Acquisition of Disjunction in Conditional Sentences
Abstract
This study is concerned with the properties of the disjunction operator, or, and the acquisition of these properties by English-speaking children. Previous research has concluded that adult truth conditions for logical connectives are acquired relatively late in the course of language development. With particular reference to disjunction, the results of several studies have led to two claims. First, it has been argued that the full range of truth-conditions associated with inclusive-or is not initially available to children; instead, children are supposed to interpret disjunction using the truth conditions that are associated with exclusive-or (e.g., Beilin and Lust 1975; Braine and Rumain 1981, 1983; Paris 1973). A second, related claim is that even when children respond as if they have access to the complete range of truth conditions, their responses result from the failure to distinguish or from and (Paris, 1973).

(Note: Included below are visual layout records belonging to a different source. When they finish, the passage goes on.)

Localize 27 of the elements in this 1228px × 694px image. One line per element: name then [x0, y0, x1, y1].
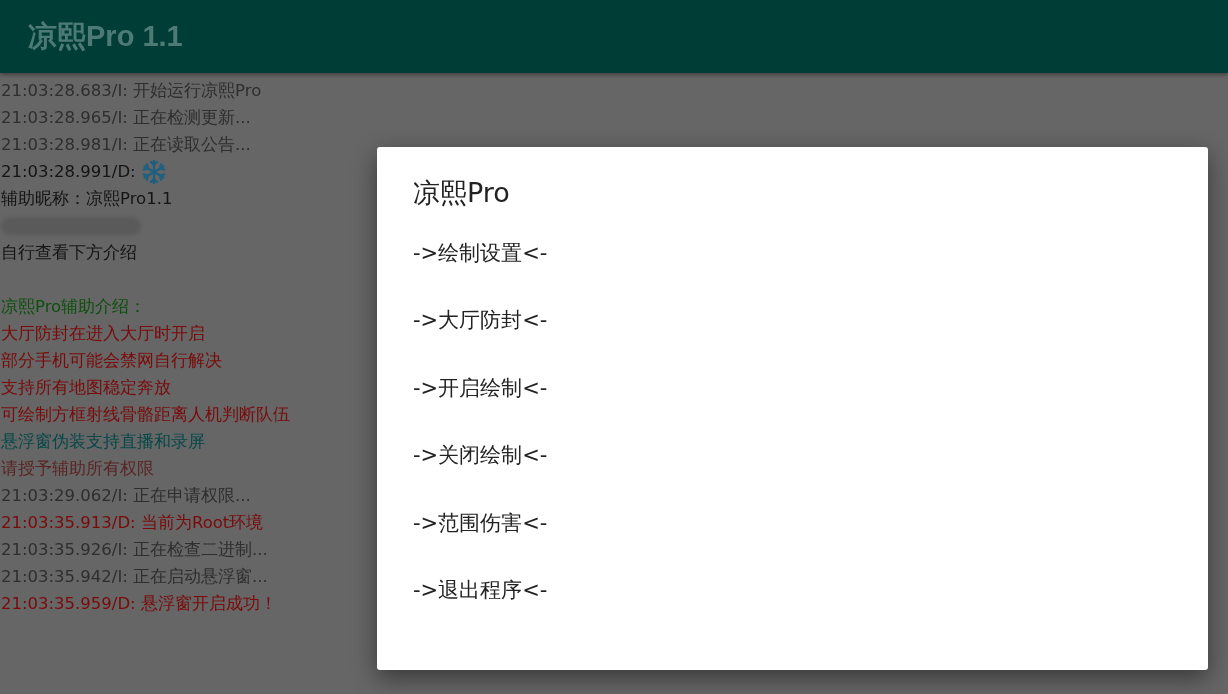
log-line: 大厅防封在进入大厅时开启: [1, 322, 205, 345]
log-line: 21:03:28.965/I: 正在检测更新...: [1, 106, 251, 129]
log-line: 辅助昵称：凉熙Pro1.1: [1, 187, 173, 210]
snowflake-icon: [141, 159, 166, 184]
log-line: 凉熙Pro辅助介绍：: [1, 295, 147, 318]
app-title: 凉熙Pro 1.1: [28, 18, 183, 54]
log-line: 21:03:28.981/I: 正在读取公告...: [1, 133, 251, 156]
log-line: 请授予辅助所有权限: [1, 457, 154, 480]
menu-item[interactable]: ->关闭绘制<-: [413, 421, 1172, 489]
log-line: 悬浮窗伪装支持直播和录屏: [1, 430, 205, 453]
log-line: 可绘制方框射线骨骼距离人机判断队伍: [1, 403, 290, 426]
log-line: 自行查看下方介绍: [1, 241, 137, 264]
log-line: 21:03:35.942/I: 正在启动悬浮窗...: [1, 565, 268, 588]
menu-item[interactable]: ->退出程序<-: [413, 556, 1172, 624]
menu-item[interactable]: ->绘制设置<-: [413, 219, 1172, 287]
log-line: 21:03:35.913/D: 当前为Root环境: [1, 511, 264, 534]
log-line: 21:03:29.062/I: 正在申请权限...: [1, 484, 251, 507]
log-line: 部分手机可能会禁网自行解决: [1, 349, 222, 372]
dialog-title: 凉熙Pro: [413, 176, 511, 210]
log-line: 21:03:35.926/I: 正在检查二进制...: [1, 538, 268, 561]
log-line: 21:03:35.959/D: 悬浮窗开启成功！: [1, 592, 277, 615]
log-line: 21:03:28.683/I: 开始运行凉熙Pro: [1, 79, 262, 102]
log-line: 21:03:28.991/D:: [1, 162, 136, 181]
menu-item[interactable]: ->范围伤害<-: [413, 489, 1172, 557]
menu-item[interactable]: ->大厅防封<-: [413, 286, 1172, 354]
log-line: 支持所有地图稳定奔放: [1, 376, 171, 399]
menu-item[interactable]: ->开启绘制<-: [413, 354, 1172, 422]
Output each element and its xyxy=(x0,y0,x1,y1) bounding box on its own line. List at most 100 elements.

Different conclusions were reached in recent work by Chierchia, Crain, Guasti and Thornton (1998). The experiments conducted by Chierchia et al. (1998) draw upon a distinction between linguistic contexts. In one type of context, the inclusive-or reading of disjunction is available. By contrast, in another type of context, the exclusive-or reading of disjunction is highly preferred; the truth conditions that are uniquely associated with the inclusive-or reading are eliminated in such contexts due to conversational implicatures. One context that cancels conversational implicatures is called the Prediction Mode by Chierchia et al. (1998). Notice that a prediction like (1) is consistent with different scenarios.